Hoy entramos en la Capilla Sixtina de los pasajes del Evangelio, y deberíamos hacerlo agachados, como cuando entramos en la basílica de Belén por esa puerta estrecha tan famosa. Ha llegado la hora de saber de una vez dónde está Dios. ¡Gloria a Dios en la altura de los pequeños!, porque se le encuentra en ese lugar donde conviven impotencias, desalientos, enfermedades… ahí, donde nadie se atreve a mirar. Los que la sociedad hizo pequeños porque los expulsó, o el cáncer les puso el miedo en los ojos. Los “creyentes recientes”, tan hijos de nuestro tiempo que creen que verán a Dios con la puesta en escena de un ninot en llamas, buscan a un Dios al que sacar brillo y señalarlo como evidente, irrefutable, como el que extrae de la cartera un cheque al portador por valor de un millón de euros. Un Dios rotundo, de oro macizo. Pero Dios está enfermo, preso y desnudo, y eso genera disgusto, preferimos verlo en un cuadro de Rafael, o donde nosotros queremos situarlo. Porque somos así de mancos de espíritu, queremos poner a Dios donde a nosotros nos conviene, un lugar que nos manche poquito, lo suficiente para lavarnos inmediatamente las manos y volver a casa satisfechos.
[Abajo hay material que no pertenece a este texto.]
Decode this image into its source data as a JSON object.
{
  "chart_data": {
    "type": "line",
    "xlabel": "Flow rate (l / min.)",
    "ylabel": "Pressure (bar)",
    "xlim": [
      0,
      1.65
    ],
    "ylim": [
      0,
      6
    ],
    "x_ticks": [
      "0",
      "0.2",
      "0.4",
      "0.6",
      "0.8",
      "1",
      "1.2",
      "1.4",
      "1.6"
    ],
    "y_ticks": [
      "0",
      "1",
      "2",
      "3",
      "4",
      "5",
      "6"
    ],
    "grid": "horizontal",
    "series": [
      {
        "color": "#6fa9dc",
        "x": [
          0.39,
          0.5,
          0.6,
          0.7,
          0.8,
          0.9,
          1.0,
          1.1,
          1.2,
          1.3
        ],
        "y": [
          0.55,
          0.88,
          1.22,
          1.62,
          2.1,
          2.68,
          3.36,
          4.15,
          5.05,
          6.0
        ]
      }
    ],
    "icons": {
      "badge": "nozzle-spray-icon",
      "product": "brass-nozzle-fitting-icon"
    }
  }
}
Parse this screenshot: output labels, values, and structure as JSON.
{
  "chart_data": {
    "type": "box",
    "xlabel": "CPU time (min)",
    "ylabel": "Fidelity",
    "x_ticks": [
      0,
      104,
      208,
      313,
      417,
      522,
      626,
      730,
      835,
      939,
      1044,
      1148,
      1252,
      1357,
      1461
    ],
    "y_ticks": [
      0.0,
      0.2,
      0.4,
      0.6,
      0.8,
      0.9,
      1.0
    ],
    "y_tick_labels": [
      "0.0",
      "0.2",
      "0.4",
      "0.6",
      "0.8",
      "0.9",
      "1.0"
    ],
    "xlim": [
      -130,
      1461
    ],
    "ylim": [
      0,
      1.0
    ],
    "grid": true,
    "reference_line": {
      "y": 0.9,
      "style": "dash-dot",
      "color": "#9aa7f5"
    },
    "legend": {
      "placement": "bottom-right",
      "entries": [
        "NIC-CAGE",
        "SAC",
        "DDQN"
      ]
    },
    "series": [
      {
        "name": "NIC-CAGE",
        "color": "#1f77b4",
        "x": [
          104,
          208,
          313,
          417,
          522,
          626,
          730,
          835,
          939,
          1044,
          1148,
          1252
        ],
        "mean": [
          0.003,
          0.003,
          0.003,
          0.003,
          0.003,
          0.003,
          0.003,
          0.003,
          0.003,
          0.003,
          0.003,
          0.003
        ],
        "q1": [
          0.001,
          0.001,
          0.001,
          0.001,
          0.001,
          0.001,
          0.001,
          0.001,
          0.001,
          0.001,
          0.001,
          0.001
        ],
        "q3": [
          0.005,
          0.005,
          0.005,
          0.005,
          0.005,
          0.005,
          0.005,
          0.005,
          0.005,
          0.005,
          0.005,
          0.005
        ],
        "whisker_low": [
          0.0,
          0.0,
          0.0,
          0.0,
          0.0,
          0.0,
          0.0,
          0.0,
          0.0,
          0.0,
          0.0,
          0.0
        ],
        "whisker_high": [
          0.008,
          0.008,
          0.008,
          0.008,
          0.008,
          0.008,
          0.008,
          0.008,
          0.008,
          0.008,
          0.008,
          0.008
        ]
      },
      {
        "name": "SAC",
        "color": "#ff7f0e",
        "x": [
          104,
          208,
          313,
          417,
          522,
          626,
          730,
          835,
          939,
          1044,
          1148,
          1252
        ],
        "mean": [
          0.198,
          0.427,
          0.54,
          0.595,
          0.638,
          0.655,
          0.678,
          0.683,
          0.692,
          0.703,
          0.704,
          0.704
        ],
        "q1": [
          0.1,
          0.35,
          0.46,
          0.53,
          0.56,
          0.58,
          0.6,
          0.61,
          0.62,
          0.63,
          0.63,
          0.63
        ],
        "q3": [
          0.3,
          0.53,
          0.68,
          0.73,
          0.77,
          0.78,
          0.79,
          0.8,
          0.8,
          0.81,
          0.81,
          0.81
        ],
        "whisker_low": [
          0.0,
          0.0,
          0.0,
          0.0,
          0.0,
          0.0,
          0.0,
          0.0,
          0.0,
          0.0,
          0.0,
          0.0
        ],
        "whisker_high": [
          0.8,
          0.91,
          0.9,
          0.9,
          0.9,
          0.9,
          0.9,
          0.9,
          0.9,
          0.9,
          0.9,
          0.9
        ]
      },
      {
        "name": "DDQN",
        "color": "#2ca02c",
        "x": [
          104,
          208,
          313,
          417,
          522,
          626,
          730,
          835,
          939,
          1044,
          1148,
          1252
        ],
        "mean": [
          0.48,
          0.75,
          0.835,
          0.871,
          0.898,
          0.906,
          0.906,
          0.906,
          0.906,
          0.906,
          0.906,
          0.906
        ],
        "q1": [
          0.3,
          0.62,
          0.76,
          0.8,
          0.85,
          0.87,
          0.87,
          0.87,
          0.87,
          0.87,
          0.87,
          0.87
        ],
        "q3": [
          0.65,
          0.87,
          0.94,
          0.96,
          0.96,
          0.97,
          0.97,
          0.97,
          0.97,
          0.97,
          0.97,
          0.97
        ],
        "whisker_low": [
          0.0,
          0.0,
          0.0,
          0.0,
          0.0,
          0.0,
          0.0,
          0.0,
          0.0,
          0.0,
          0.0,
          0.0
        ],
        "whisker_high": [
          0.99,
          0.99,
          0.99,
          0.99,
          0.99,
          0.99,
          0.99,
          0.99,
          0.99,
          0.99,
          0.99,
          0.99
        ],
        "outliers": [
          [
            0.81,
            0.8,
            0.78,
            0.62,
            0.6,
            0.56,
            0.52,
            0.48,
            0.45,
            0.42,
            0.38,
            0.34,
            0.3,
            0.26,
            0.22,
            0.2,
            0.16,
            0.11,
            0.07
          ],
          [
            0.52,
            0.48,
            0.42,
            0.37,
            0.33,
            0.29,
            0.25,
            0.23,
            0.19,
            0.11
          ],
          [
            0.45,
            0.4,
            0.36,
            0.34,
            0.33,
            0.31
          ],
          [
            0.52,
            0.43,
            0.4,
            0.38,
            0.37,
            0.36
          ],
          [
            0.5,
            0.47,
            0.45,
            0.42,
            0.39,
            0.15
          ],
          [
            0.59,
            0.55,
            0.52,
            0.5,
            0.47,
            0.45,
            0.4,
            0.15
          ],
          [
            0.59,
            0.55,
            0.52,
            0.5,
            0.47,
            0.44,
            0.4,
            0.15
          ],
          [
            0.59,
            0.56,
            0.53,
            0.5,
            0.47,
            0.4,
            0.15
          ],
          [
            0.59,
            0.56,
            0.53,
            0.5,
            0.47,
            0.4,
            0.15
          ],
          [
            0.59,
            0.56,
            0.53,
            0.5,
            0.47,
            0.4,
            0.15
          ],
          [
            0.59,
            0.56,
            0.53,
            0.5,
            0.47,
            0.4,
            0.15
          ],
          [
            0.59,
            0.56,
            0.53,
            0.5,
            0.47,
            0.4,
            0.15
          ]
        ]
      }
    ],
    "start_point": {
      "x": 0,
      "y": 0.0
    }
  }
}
Pero el ayuno que Dios quiere es la vigilancia y la atención. He leído recientemente uno de esas reflexiones maravillosas de Simone Weil sobre la imperiosa necesidad de fomentar la atención sobre la voluntad. Si no ponemos la atención en la vida real, sólo seremos capaces de construir con nuestra voluntad obras de caridad que sólo nos satisfarán a nosotros. Y el que está desnudo, preso, deprimido, desconsolado, enfermo, necesita antes que nada una atención serena.
Este fin de semana he estado en un pueblo de la comarca del Bierzo (León), invitado a pronunciar un pregón en calidad de “mantenedor del botillo”, el rey de la cocina berciana. Recordé a los asistentes, gentes de muchos años habiendo picado carbón en las minas, con prejubilaciones a los 40 años, que nuestro Dios es un Dios que se ha sentado a la mesa y, remangado hasta los codos, estuvo trabajando treinta años en una carpintería (bueno, quizá no empezara a trabajar de bebé, aunque ya desde entonces sí distinguiera los diferentes olores de la madera en el taller de José). Un Dios que sabe de lo nuestro, y conoce el hambre de quien no tiene, y también la desolación de quien no encuentra trabajo, y nos dice a los suyos: “ve detrás de quien me busca y quítale dolores, reparte tu tiempo con quienes no necesitan tus excusas”.
No hay más remedio que volver a leer el Evangelio, porque el Señor nos ha dejado un spoiler del primer dialogo que mantendremos con Él nada mas morir.
Me parece una mágnifica y muy oportuna reflexión.Gracias por enviármela.